After multiple requests, officers finally said they would arrest Jones for impersonating a police offer and book him as John Doe. At that point, Jones showed his badge and officers determined he was from the Perry City Police Department, although they did not know his name or rank.
Because the situation was escalating and Jones continued to be provocative and hostile, officers on scene contacted a supervisor according to department policy. Chief Max Jackson was off duty that day but responded to the scene.
While en route, he contacted Willard Police Chief Nate Johnson and asked him to contact Jones because there was an issue in Harrisville with one of Perry's officers. However, when he arrived at the scene, Jackson immediately recognized Jones.

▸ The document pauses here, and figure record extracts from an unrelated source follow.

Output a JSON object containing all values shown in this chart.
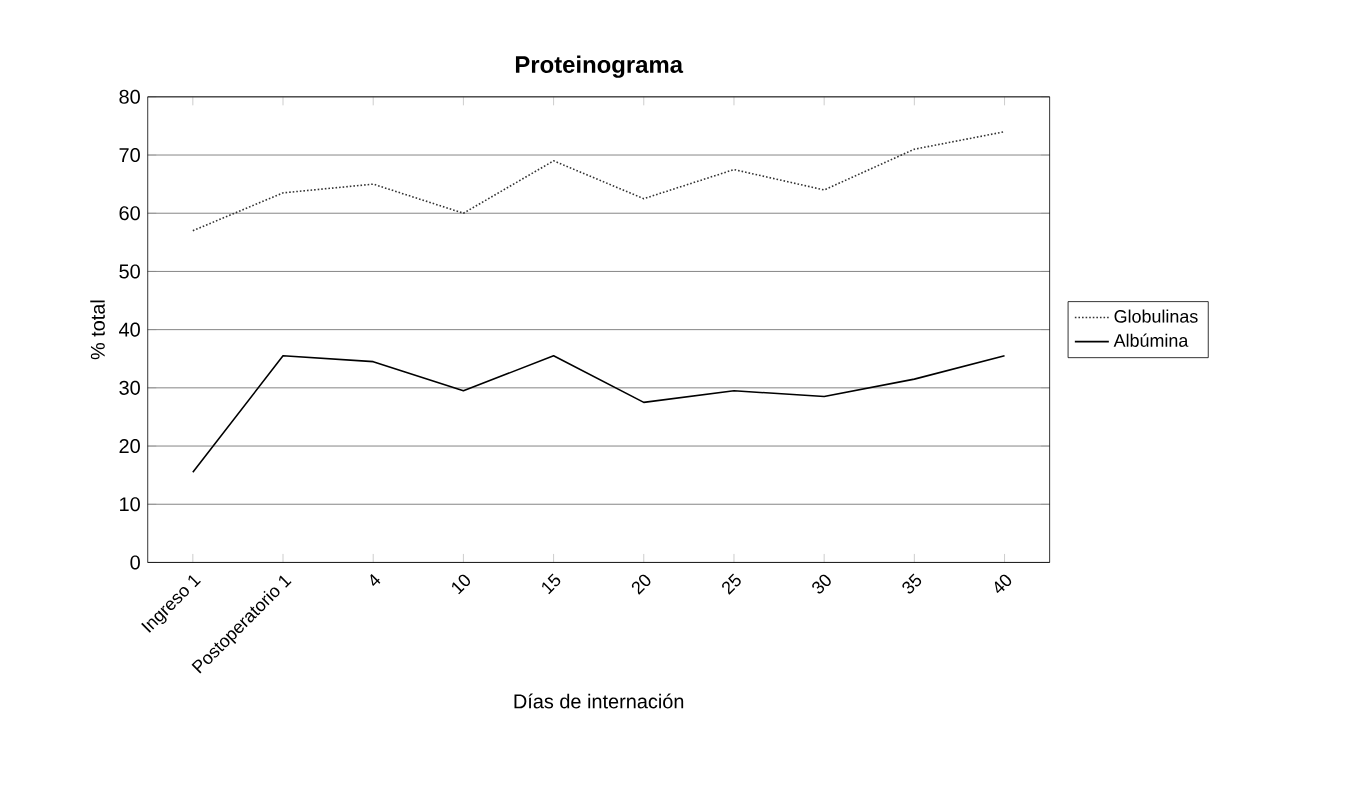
{
  "chart_data": {
    "type": "line",
    "title": "Proteinograma",
    "xlabel": "Días de internación",
    "ylabel": "% total",
    "categories": [
      "Ingreso 1",
      "Postoperatorio 1",
      "4",
      "10",
      "15",
      "20",
      "25",
      "30",
      "35",
      "40"
    ],
    "series": [
      {
        "name": "Globulinas",
        "color": "#333333",
        "line_style": "dotted",
        "values": [
          57,
          63.5,
          65,
          60,
          69,
          62.5,
          67.5,
          64,
          71,
          74
        ]
      },
      {
        "name": "Albúmina",
        "color": "#000000",
        "line_style": "solid",
        "values": [
          15.5,
          35.5,
          34.5,
          29.5,
          35.5,
          27.5,
          29.5,
          28.5,
          31.5,
          35.5
        ]
      }
    ],
    "ylim": [
      0,
      80
    ],
    "yticks": [
      0,
      10,
      20,
      30,
      40,
      50,
      60,
      70,
      80
    ],
    "grid": "y",
    "legend": "right",
    "marker": "none"
  }
}
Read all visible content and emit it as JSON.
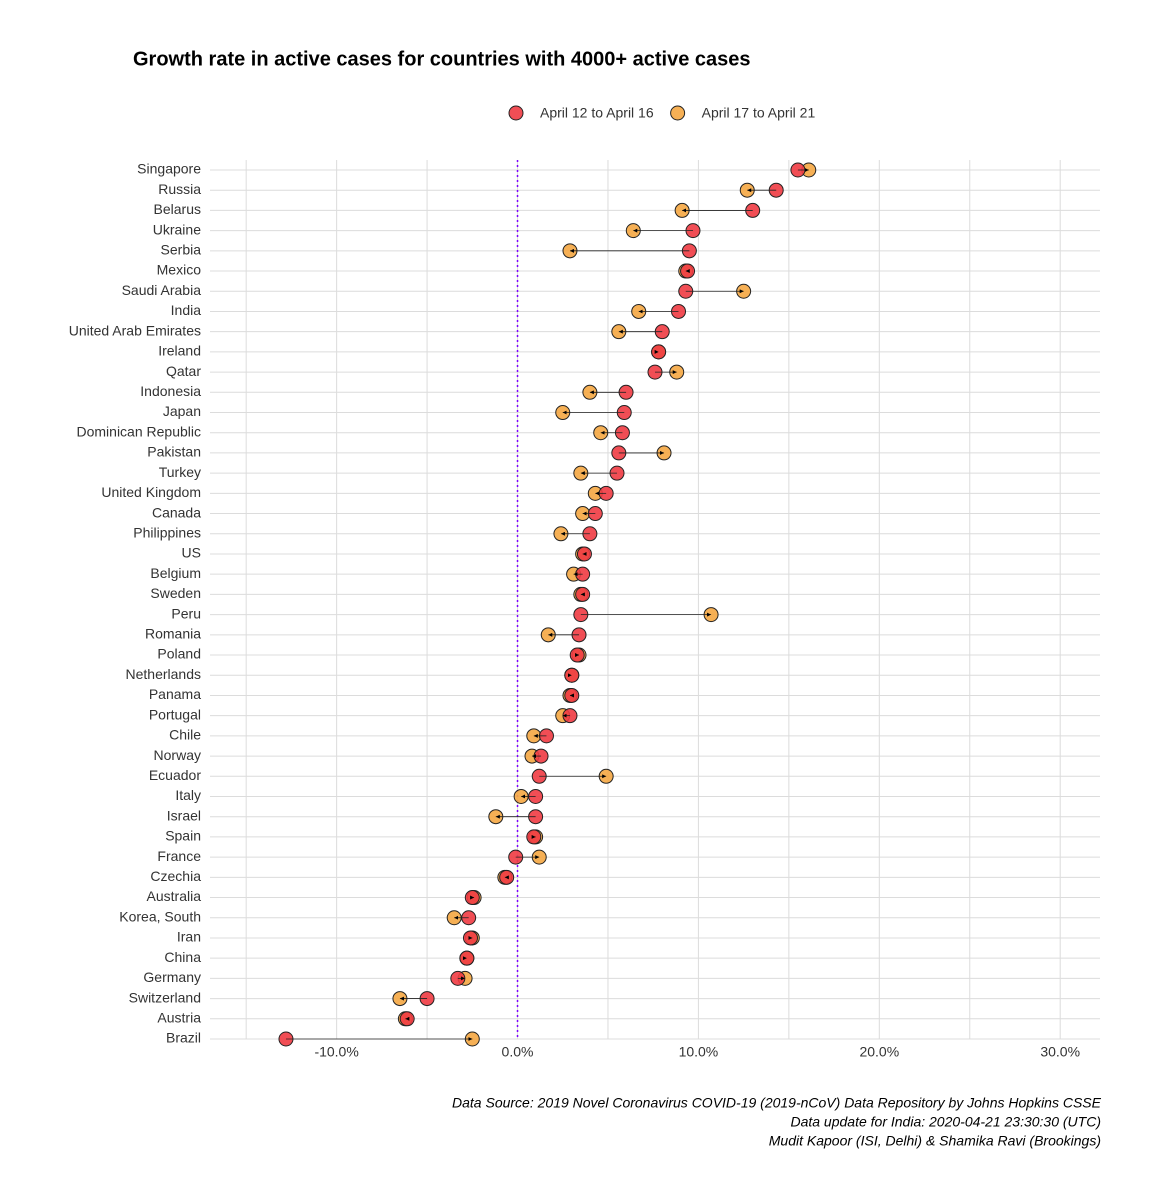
{
  "chart_data": {
    "type": "dumbbell",
    "title": "Growth rate in active cases for countries with 4000+ active cases",
    "categories": [
      "Singapore",
      "Russia",
      "Belarus",
      "Ukraine",
      "Serbia",
      "Mexico",
      "Saudi Arabia",
      "India",
      "United Arab Emirates",
      "Ireland",
      "Qatar",
      "Indonesia",
      "Japan",
      "Dominican Republic",
      "Pakistan",
      "Turkey",
      "United Kingdom",
      "Canada",
      "Philippines",
      "US",
      "Belgium",
      "Sweden",
      "Peru",
      "Romania",
      "Poland",
      "Netherlands",
      "Panama",
      "Portugal",
      "Chile",
      "Norway",
      "Ecuador",
      "Italy",
      "Israel",
      "Spain",
      "France",
      "Czechia",
      "Australia",
      "Korea, South",
      "Iran",
      "China",
      "Germany",
      "Switzerland",
      "Austria",
      "Brazil"
    ],
    "series": [
      {
        "name": "April 12 to April 16",
        "color": "#ef3b43",
        "values": [
          15.5,
          14.3,
          13.0,
          9.7,
          9.5,
          9.4,
          9.3,
          8.9,
          8.0,
          7.8,
          7.6,
          6.0,
          5.9,
          5.8,
          5.6,
          5.5,
          4.9,
          4.3,
          4.0,
          3.7,
          3.6,
          3.6,
          3.5,
          3.4,
          3.3,
          3.0,
          3.0,
          2.9,
          1.6,
          1.3,
          1.2,
          1.0,
          1.0,
          0.9,
          -0.1,
          -0.6,
          -2.5,
          -2.7,
          -2.6,
          -2.8,
          -3.3,
          -5.0,
          -6.1,
          -12.8
        ]
      },
      {
        "name": "April 17 to April 21",
        "color": "#f5a742",
        "values": [
          16.1,
          12.7,
          9.1,
          6.4,
          2.9,
          9.3,
          12.5,
          6.7,
          5.6,
          7.8,
          8.8,
          4.0,
          2.5,
          4.6,
          8.1,
          3.5,
          4.3,
          3.6,
          2.4,
          3.6,
          3.1,
          3.5,
          10.7,
          1.7,
          3.4,
          3.0,
          2.9,
          2.5,
          0.9,
          0.8,
          4.9,
          0.2,
          -1.2,
          1.0,
          1.2,
          -0.7,
          -2.4,
          -3.5,
          -2.5,
          -2.8,
          -2.9,
          -6.5,
          -6.2,
          -2.5
        ]
      }
    ],
    "xlim": [
      -17.0,
      32.2
    ],
    "xticks": [
      {
        "value": -10,
        "label": "-10.0%"
      },
      {
        "value": 0,
        "label": "0.0%"
      },
      {
        "value": 10,
        "label": "10.0%"
      },
      {
        "value": 20,
        "label": "20.0%"
      },
      {
        "value": 30,
        "label": "30.0%"
      }
    ],
    "xminor": [
      -15,
      -5,
      5,
      15,
      25
    ],
    "vline": 0,
    "legend": "top",
    "grid": true,
    "caption": [
      "Data Source: 2019 Novel Coronavirus COVID-19 (2019-nCoV) Data Repository by Johns Hopkins CSSE",
      "Data update for India: 2020-04-21 23:30:30 (UTC)",
      "Mudit Kapoor (ISI, Delhi) & Shamika Ravi (Brookings)"
    ]
  }
}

When Jackson arrived, Jones refused to talk with the other two officers.
"Jones then showed me his receipt for the purchased merchandise and told me that he was incensed that he had been asked to produce the receipt, and felt like he was being accused of stealing," said Jackson in a police report. "I told him I thought it odd that he of all people, having a Walmart in his jurisdiction, and knowing what store policies were, should find it offensive."
After discussion with Jackson, Jones calmed down and was allowed to leave the premises. However, after talking to witnesses, Jackson decided to gather statements and to have the city prosecutor screen Jones' actions for assault, disorderly conduct and failure to identify himself.
Charges of disorderly conduct and failure to identify himself, both misdemeanor offenses, were filed Monday in the Harrisville Justice Court.
In the meantime, Jones has been placed on administrative leave and Perry City Mayor Jerry Nelson has requested a full investigation into the incident.
"As soon as I have the results from that investigation, then we'll see what action needs to be taken from Perry City's point of view," said Nelson.
In an unrelated incident, Nelson said a second Perry police officer has also been placed on administrative leave while the city investigates allegations of work-related policy violations. Nelson did not release the officer's name and said he does not have the full details.
The Perry City Police Department has two full-time police officers, and four part-time officers. However, with assistance from reserve officers, Nelson said the city still has adequate police coverage.
Brigham City and Willard police departments have said they can provide assistance if required.